El problema, entonces, se encuentra en dos visiones opuestas de la naturaleza humana: la que acepta la diversidad como una cualidad innata y la que considera la diferencia como una amenaza para el «plan divino», que supuestamente nos ha hecho a todos y todas idénticos. Si ambas consideraciones fueran compatibles de algún modo y no se tratara de una intentando censurar a la otra la solución podría pasar por la mediación intercultural -si aceptamos que sobre ambas se levantan dos culturas diferenciadas y no, como es lo que ocurre, la posición reduccionista impregna cualquier visión que se le aparte-. Pero es habitual encontrarse casos como el de Janis Francis Pujats, cardenal de Letonia, que ha defenido como las más adecuadas legislaciones europeas sobre libertad sexual las llevadas a cabo por, ni más ni menos, Hitler y Stalin, o acciones políticas que de algún modo descansan en esa concepción primaria, como las que hemos descubierto gracias a un informe de CCOO que viene haciendo silenciosamente el ministro Wert, que ha reducido a menos de la mitad la financiación de los planes educativos de atención a la diversidad.
Para el discurso religioso cristiano, de este modo, nuestra naturaleza humana es, como siempre han mantenido a lo largo de los siglos, contra natura.
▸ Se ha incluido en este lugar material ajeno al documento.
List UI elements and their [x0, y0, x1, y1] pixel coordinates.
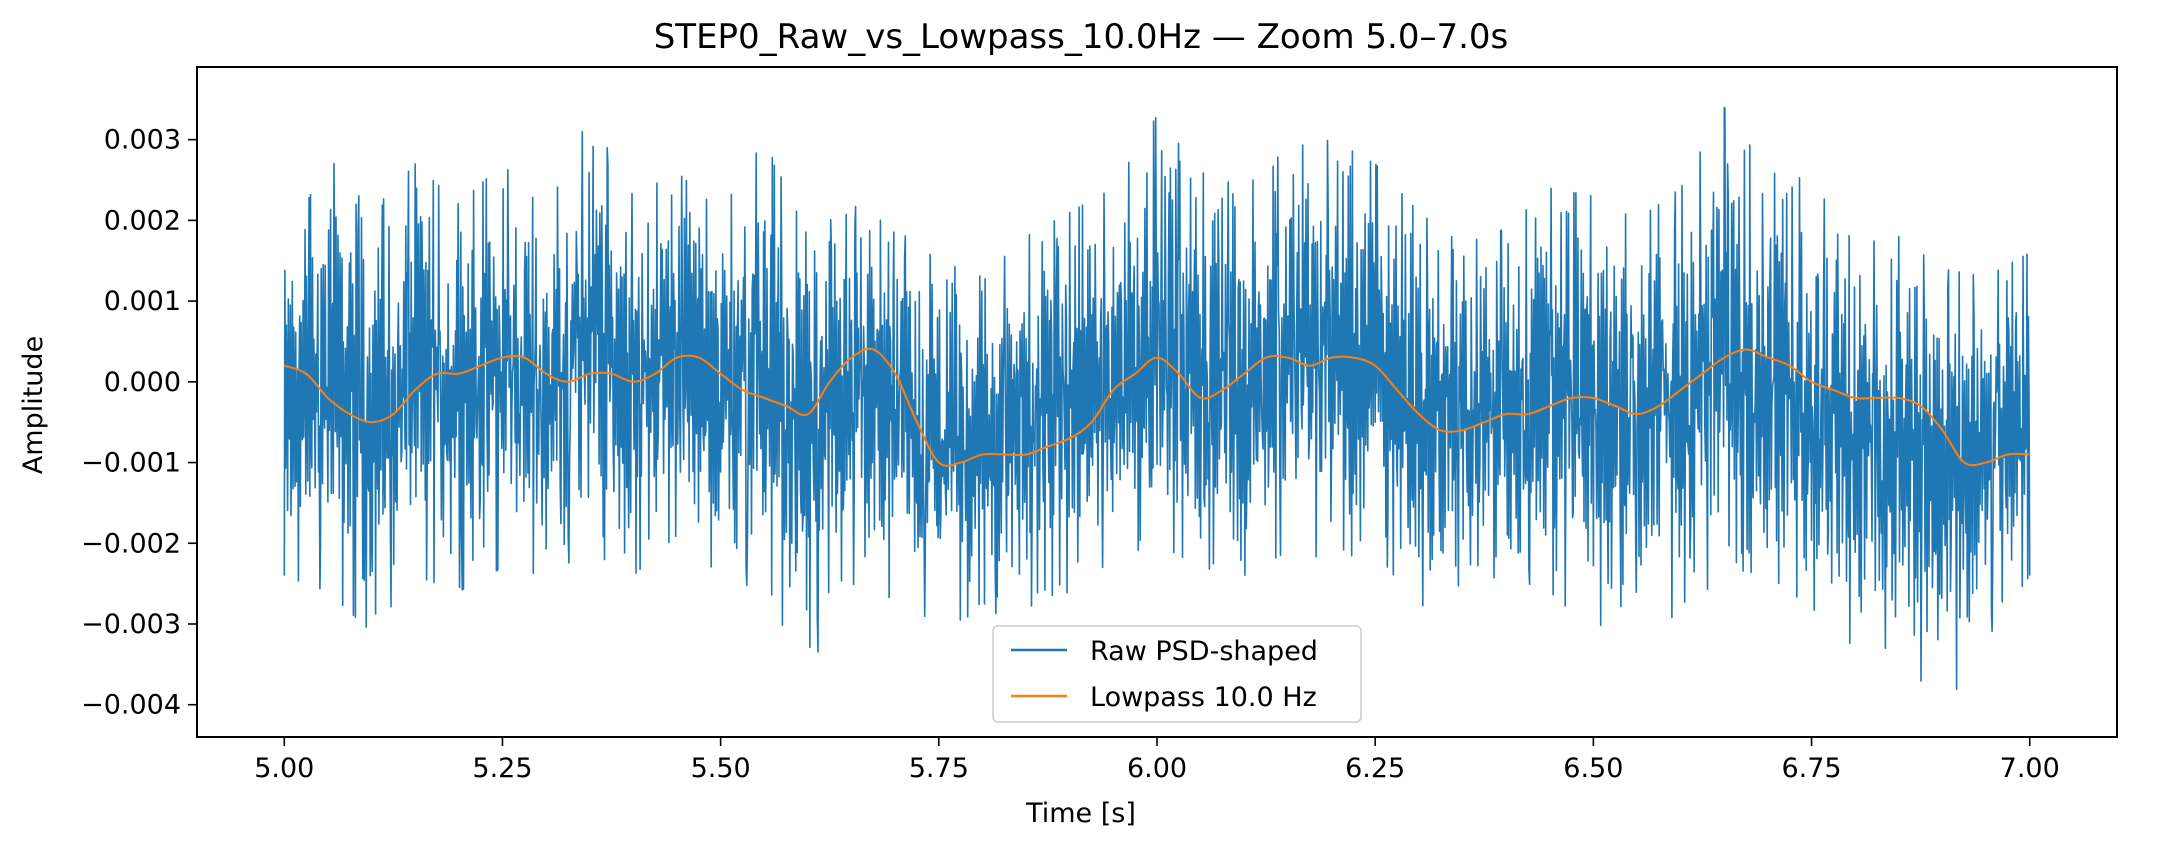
- x-tick-label: 5.00: [254, 753, 314, 784]
- chart-title: STEP0_Raw_vs_Lowpass_10.0Hz — Zoom 5.0–7…: [654, 17, 1509, 57]
- x-axis-label: Time [s]: [1025, 798, 1136, 829]
- series-lowpass-10hz: [283, 347, 2030, 467]
- x-tick-label: 6.50: [1563, 753, 1623, 784]
- x-tick-label: 6.25: [1345, 753, 1405, 784]
- x-axis: 5.00 5.25 5.50 5.75 6.00 6.25 6.50 6.75 7.00: [254, 737, 2060, 784]
- y-tick-label: 0.002: [104, 205, 181, 236]
- y-tick-label: −0.002: [81, 528, 181, 559]
- plot-area: [283, 106, 2031, 691]
- x-tick-label: 7.00: [2000, 753, 2060, 784]
- legend-label-raw: Raw PSD-shaped: [1090, 636, 1318, 667]
- legend-label-lowpass: Lowpass 10.0 Hz: [1090, 682, 1317, 713]
- x-tick-label: 5.75: [909, 753, 969, 784]
- x-tick-label: 5.25: [472, 753, 532, 784]
- y-tick-label: 0.001: [104, 286, 181, 317]
- legend-box: [992, 625, 1362, 723]
- y-tick-label: 0.000: [104, 367, 181, 398]
- y-axis: 0.003 0.002 0.001 0.000 −0.001 −0.002 −0.003 −0…: [81, 125, 197, 721]
- y-tick-label: −0.003: [81, 609, 181, 640]
- series-raw-psd-shaped: [283, 106, 2031, 691]
- y-tick-label: −0.001: [81, 448, 181, 479]
- y-tick-label: −0.004: [81, 690, 181, 721]
- x-tick-label: 5.50: [691, 753, 751, 784]
- legend: Raw PSD-shaped Lowpass 10.0 Hz: [992, 625, 1362, 723]
- x-tick-label: 6.75: [1781, 753, 1841, 784]
- x-tick-label: 6.00: [1127, 753, 1187, 784]
- series-layer: [283, 106, 2031, 691]
- y-axis-label: Amplitude: [18, 336, 49, 474]
- y-tick-label: 0.003: [104, 125, 181, 156]
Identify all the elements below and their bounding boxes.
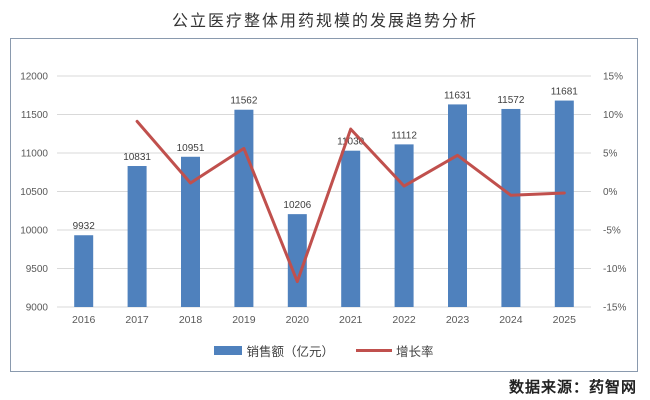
bar-2024 [501, 108, 521, 308]
bar-label-2017: 10831 [123, 152, 151, 163]
left-axis-tick-9000: 9000 [26, 303, 49, 314]
legend: 销售额（亿元） 增长率 [11, 341, 637, 360]
chart-frame: 9000 9500 10000 10500 11000 11500 12000 -15% -10… [10, 38, 638, 372]
x-axis-label-2024: 2024 [499, 314, 523, 326]
x-axis-label-2021: 2021 [339, 314, 363, 326]
right-axis-tick--10%: -10% [603, 264, 626, 275]
legend-item-sales: 销售额（亿元） [214, 341, 334, 360]
x-axis-label-2017: 2017 [125, 314, 149, 326]
left-axis-tick-10500: 10500 [20, 187, 48, 198]
legend-label-growth: 增长率 [396, 345, 434, 359]
right-axis-tick-10%: 10% [603, 110, 623, 121]
bar-2018 [181, 156, 200, 307]
right-axis-tick-5%: 5% [603, 149, 618, 160]
x-axis-label-2020: 2020 [286, 314, 310, 326]
x-axis-label-2019: 2019 [232, 314, 256, 326]
right-axis-tick--15%: -15% [603, 303, 626, 314]
bar-label-2019: 11562 [230, 96, 258, 107]
x-axis-label-2025: 2025 [553, 314, 577, 326]
right-axis-tick-15%: 15% [603, 72, 623, 83]
left-axis-tick-9500: 9500 [26, 264, 49, 275]
bar-2025 [554, 100, 574, 307]
x-axis-label-2018: 2018 [179, 314, 203, 326]
bar-label-2025: 11681 [551, 87, 579, 98]
left-axis-tick-10000: 10000 [20, 226, 48, 237]
bar-2017 [127, 166, 147, 307]
x-axis-label-2016: 2016 [72, 314, 96, 326]
bar-2022 [394, 144, 414, 307]
bar-label-2022: 11112 [391, 130, 417, 141]
bar-2016 [74, 235, 94, 307]
left-axis-tick-11500: 11500 [21, 110, 49, 121]
bar-2021 [341, 150, 361, 307]
bar-label-2018: 10951 [177, 143, 205, 154]
bar-label-2023: 11631 [444, 90, 472, 101]
growth-line-swatch-icon [356, 349, 392, 352]
bar-2023 [448, 104, 467, 308]
legend-label-sales: 销售额（亿元） [246, 345, 334, 359]
bar-2019 [234, 109, 254, 307]
combo-chart-canvas: 9000 9500 10000 10500 11000 11500 12000 -15% -10… [20, 72, 626, 327]
chart-title: 公立医疗整体用药规模的发展趋势分析 [171, 13, 478, 30]
sales-bar-swatch-icon [214, 346, 243, 355]
x-axis-label-2023: 2023 [446, 314, 470, 326]
growth-rate-line [135, 119, 566, 284]
data-source: 数据来源：药智网 [508, 379, 637, 396]
left-axis-tick-11000: 11000 [21, 149, 49, 160]
bar-label-2021: 11030 [337, 137, 365, 148]
right-axis-tick-0%: 0% [603, 187, 618, 198]
bar-label-2020: 10206 [283, 200, 311, 211]
legend-item-growth: 增长率 [356, 341, 434, 360]
bar-label-2016: 9932 [73, 221, 96, 232]
right-axis-tick--5%: -5% [603, 226, 621, 237]
left-axis-tick-12000: 12000 [20, 72, 48, 83]
bar-2020 [287, 214, 307, 307]
bar-label-2024: 11572 [497, 95, 525, 106]
x-axis-label-2022: 2022 [392, 314, 416, 326]
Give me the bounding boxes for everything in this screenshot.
Las personas lesbianas, gais, bisexuales o transexuales no encajamos en la concepción de humanidad que defiende la Iglesia en sus más altas esferas, bien porque hemos traicionado, según defienden, el imperativo natural de la sexualidad, bien porque, si la diversidad es de una u otra manera algo esencial en nuestra naturaleza, ésta no es humana. O traidores o mutantes. A partir de este punto, reconocidos como outsiders de su sistema natural, no nos quedan más que dos opciones: ignorarlo y seguir comprendiendo que la diversidad es una de las cualidades básicas de lo humano o intentar involucrar en nuestra concepción de la naturaleza humana a quien se resiste a comprenderla, quizá precisamente recurriendo a sus propios textos sagrados, como el pasaje del Evangelio en que Cristo no tuvo problema alguno en sanar a la pareja masculina de un soldado (Mateo 8:5-13; Lucas 7:1-10) o, más apropiada la cita para el caso concreto del matrimonio, mencionando el conocido «mejor casarse que abrasarse» de San Pablo (Corintios I, 7:9). Quizá, sólo quizá, con esto el Papa no sólo atienda la petición de más de 86.000 firmas para que en su próximo viaje a África denuncie como anticristiana la violencia contra personas lesbianas, gais, bisexuales y transexuales; quizá con esto Francisco «el progre» comprenda por fin que la naturaleza humana es indiscutiblemente diversa, y que lo cristiano es defender esa diversidad como obra de Dios y exigir, en todas partes, el Matrimonio Igualitario.